C'est dans ce contexte qu'elle fait la rencontre de Lambert, un homme bien mystérieux, qui vient de s'installer à La Hague. Lui aussi a vécu un grand drame. Un naufrage, une famille anéantie. Quarante ans plus tard, il vient chercher des réponses.

Ces deux personnages torturés vont se rencontrer. De leurs silences et de leurs chagrins, une histoire mais aussi des interrogations vont naître.
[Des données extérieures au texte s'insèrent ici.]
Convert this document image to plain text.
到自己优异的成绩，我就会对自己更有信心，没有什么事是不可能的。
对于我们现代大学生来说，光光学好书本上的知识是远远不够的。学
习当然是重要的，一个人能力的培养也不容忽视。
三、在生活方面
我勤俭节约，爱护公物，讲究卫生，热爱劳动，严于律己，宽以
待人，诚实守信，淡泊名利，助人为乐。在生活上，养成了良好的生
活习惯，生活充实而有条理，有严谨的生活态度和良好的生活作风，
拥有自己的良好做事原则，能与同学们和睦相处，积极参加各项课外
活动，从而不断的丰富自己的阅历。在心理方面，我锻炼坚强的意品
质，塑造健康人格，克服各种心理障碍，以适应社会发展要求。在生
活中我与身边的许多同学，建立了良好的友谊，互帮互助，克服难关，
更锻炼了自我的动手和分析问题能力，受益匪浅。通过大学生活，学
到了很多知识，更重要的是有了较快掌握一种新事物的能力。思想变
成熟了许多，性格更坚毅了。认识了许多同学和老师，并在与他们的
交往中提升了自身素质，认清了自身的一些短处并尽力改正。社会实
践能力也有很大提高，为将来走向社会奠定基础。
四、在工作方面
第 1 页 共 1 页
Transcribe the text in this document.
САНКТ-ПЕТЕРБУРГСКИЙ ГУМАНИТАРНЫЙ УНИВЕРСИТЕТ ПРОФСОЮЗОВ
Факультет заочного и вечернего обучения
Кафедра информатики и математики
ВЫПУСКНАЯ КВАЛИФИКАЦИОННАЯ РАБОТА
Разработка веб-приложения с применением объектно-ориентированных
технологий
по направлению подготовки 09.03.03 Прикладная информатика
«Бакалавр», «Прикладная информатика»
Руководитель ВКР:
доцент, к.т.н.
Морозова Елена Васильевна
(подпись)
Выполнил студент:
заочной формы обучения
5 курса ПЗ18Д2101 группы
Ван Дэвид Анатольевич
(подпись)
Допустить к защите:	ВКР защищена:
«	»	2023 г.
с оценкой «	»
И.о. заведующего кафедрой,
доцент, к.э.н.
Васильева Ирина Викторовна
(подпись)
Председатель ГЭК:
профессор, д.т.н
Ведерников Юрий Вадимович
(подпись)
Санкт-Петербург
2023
Et l'histoire va se nouer avec celle de ce petit garçon qu'une vieille femme croit reconnaître en Lambert...

 

Les Déferlantes est véritablement un très beau roman, tout en finesse et en pudeur. Si l'intrigue est avant tout l'histoire d'une rencontre, toute sa force réside aussi dans le cadre que l'auteur a su créer. Les Déferlantes, c'est avant tout un paysage et ce paysage donne toute la force et l'atmosphère du roman. Car la véritable héroïne, c'est la mer. Ce sont des paysages, des couleurs, des odeurs, des sensations. Les images sont souvent très poétiques. Au plus fort de la lecture, j'avais parfois la sensation de respirer les embruns, d'entendre les mouettes et de voir au loin les lueurs du phare sur La Hague.

 

Les personnages secondaires sont tout aussi réussis. Tous ont une véritable identité et une vie propre. Ils ne sont pas des prétextes à l'intrigue mais la construisent et la renforcent. Le lecteur se sent parfois comme un visiteur de La Hague, côtoyant ces personnages un brin loufoques mais très attachants. Il y a Max, le simplet ; Raphaël, le sculpteur un peu bougon ; Morgane, la fille sensible mais paumée ; Nan, la vieille, qui coud des linceuls et dont la mer a pris toute sa famille...

 

Le roman est tout en sensibilité. Au début, j'ai été surprise par l'écriture de l'auteur. Des phrases courtes, souvent sans verbe. Un style parfois naïf. Mais j'ai de plus en plus apprécié cette façon d'écrire. Elle est comme les paysages décrits : simple mais forte, évocatrice. Derrière ce qui pourrait passer pour autant de petits riens, il y a toute une réflexion. Claudie Gallay nous confronte au temps qui passe et avale, déforme, anéantit toutes ces petites choses auxquelles on est attaché. Mais surtout, elle livre une vision particulièrement forte du deuil, du mal qui ronge ceux qui restent et de leurs tentatives désespérées afin de surmonter la douleur.

 

Un très beau roman, sensible et émouvant.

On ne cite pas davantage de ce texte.